But if joint pain becomes severe enough to limit your movement and affect your life, it’s time to see your doctor.
Wear and tear, autoimmune processes, inflammation, and infections can trigger joint pain.
Osteoarthritis is the culprit much of the time. Osteoarthritis occurs when the cartilage or cushion between joints breaks down, which leads to pain, stiffness – especially first thing in the morning or after resting – and swelling.
It can be treated with nonsteroidal anti-inflammatory drugs (NSAIDs), other pain medications, injections, physical therapies, and braces to support the affected joints.
Talk to your doctor if your joint pain was caused by trauma (a twisted ankle, for example), or if pain appears suddenly, is accompanied by fever, or is so severe that it limits your daily activities. See your healthcare provider if the joint is
swollen or is hot or painful to the touch.

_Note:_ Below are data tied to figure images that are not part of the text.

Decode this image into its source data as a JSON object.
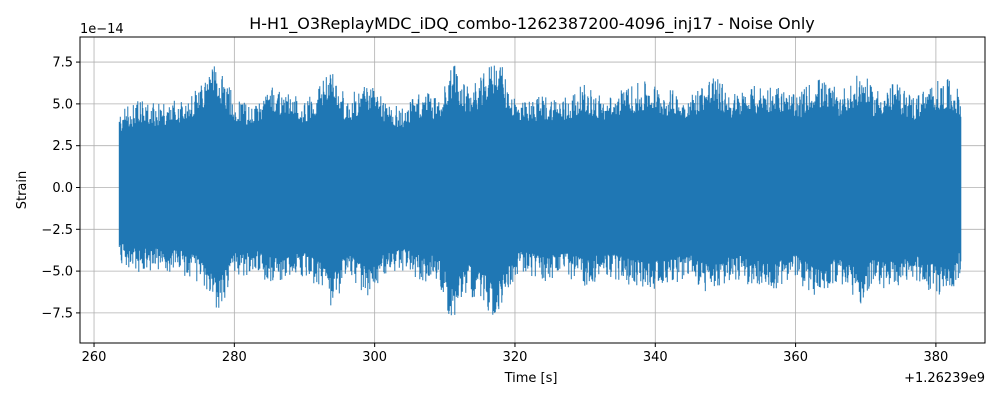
{
  "chart_data": {
    "type": "line",
    "title": "H-H1_O3ReplayMDC_iDQ_combo-1262387200-4096_inj17 - Noise Only",
    "xlabel": "Time [s]",
    "ylabel": "Strain",
    "x_offset_label": "+1.26239e9",
    "y_scale_label": "1e−14",
    "xlim": [
      258,
      387
    ],
    "ylim": [
      -9.3,
      9.0
    ],
    "x_ticks": [
      260,
      280,
      300,
      320,
      340,
      360,
      380
    ],
    "x_tick_labels": [
      "260",
      "280",
      "300",
      "320",
      "340",
      "360",
      "380"
    ],
    "y_ticks": [
      -7.5,
      -5.0,
      -2.5,
      0.0,
      2.5,
      5.0,
      7.5
    ],
    "y_tick_labels": [
      "−7.5",
      "−5.0",
      "−2.5",
      "0.0",
      "2.5",
      "5.0",
      "7.5"
    ],
    "grid": true,
    "series": [
      {
        "color": "#1f77b4",
        "x_start": 263.6,
        "x_end": 383.6,
        "envelope": {
          "x": [
            263.6,
            266,
            270,
            274,
            276.5,
            277.5,
            280,
            283,
            285,
            288,
            290,
            292,
            294,
            296,
            299,
            301,
            304,
            307,
            309,
            311.2,
            313,
            315,
            317.5,
            319,
            321,
            324,
            327,
            330,
            333,
            336,
            339,
            342,
            345,
            348,
            351,
            354,
            357,
            360,
            363,
            366,
            368,
            369.5,
            371,
            374,
            377,
            380,
            382,
            383.6
          ],
          "upper": [
            4.5,
            5.2,
            5.0,
            5.6,
            7.0,
            7.4,
            5.5,
            5.0,
            6.4,
            5.6,
            5.3,
            6.2,
            7.2,
            5.3,
            6.5,
            5.4,
            4.9,
            5.9,
            5.4,
            7.6,
            6.0,
            6.5,
            8.1,
            6.2,
            5.1,
            5.6,
            5.5,
            6.2,
            5.4,
            6.1,
            6.4,
            5.9,
            5.6,
            6.9,
            5.7,
            6.1,
            6.3,
            5.5,
            6.7,
            5.9,
            6.3,
            7.1,
            5.9,
            6.3,
            5.6,
            6.4,
            6.5,
            5.7
          ],
          "lower": [
            -4.5,
            -5.1,
            -5.0,
            -5.4,
            -6.5,
            -7.6,
            -5.4,
            -5.2,
            -5.8,
            -5.3,
            -5.4,
            -6.1,
            -7.3,
            -5.4,
            -6.7,
            -5.5,
            -5.0,
            -5.8,
            -5.5,
            -8.4,
            -6.3,
            -6.9,
            -8.1,
            -6.0,
            -5.2,
            -5.7,
            -5.4,
            -5.9,
            -5.4,
            -5.8,
            -6.2,
            -5.7,
            -5.6,
            -6.6,
            -5.5,
            -5.9,
            -6.2,
            -5.6,
            -6.6,
            -5.7,
            -6.4,
            -7.2,
            -5.9,
            -6.2,
            -5.6,
            -6.5,
            -6.3,
            -5.2
          ]
        }
      }
    ]
  }
}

Be prepared to answer questions about how long you’ve had the pain, which joints are affected, what worsens or relieves the pain, when the pain is most noticeable, and whether you have any family history of similar pain. After an examination, your physician may ask you to go for testing.
Treatment depends on the cause of your joint pain. For example, septic arthritis is caused by an infection in the joint and is treated with antibiotics. If you need intravenous (IV) antibiotics, you may be hospitalized.
Gouty arthritis, usually an extremely painful attack with a rapid onset of joint inflammation, is caused by a buildup of crystals in the joint. Treatment includes NSAIDs like aspirin, naproxen (Aleve), and ibuprofen; changing your diet; and sometimes steroids or additional therapies to prevent future episodes.
Regardless of the cause, your healthcare provider can treat most arthritis pain. If needed, he or she can refer you to specialists, such as orthopedic surgeons or rheumatologists.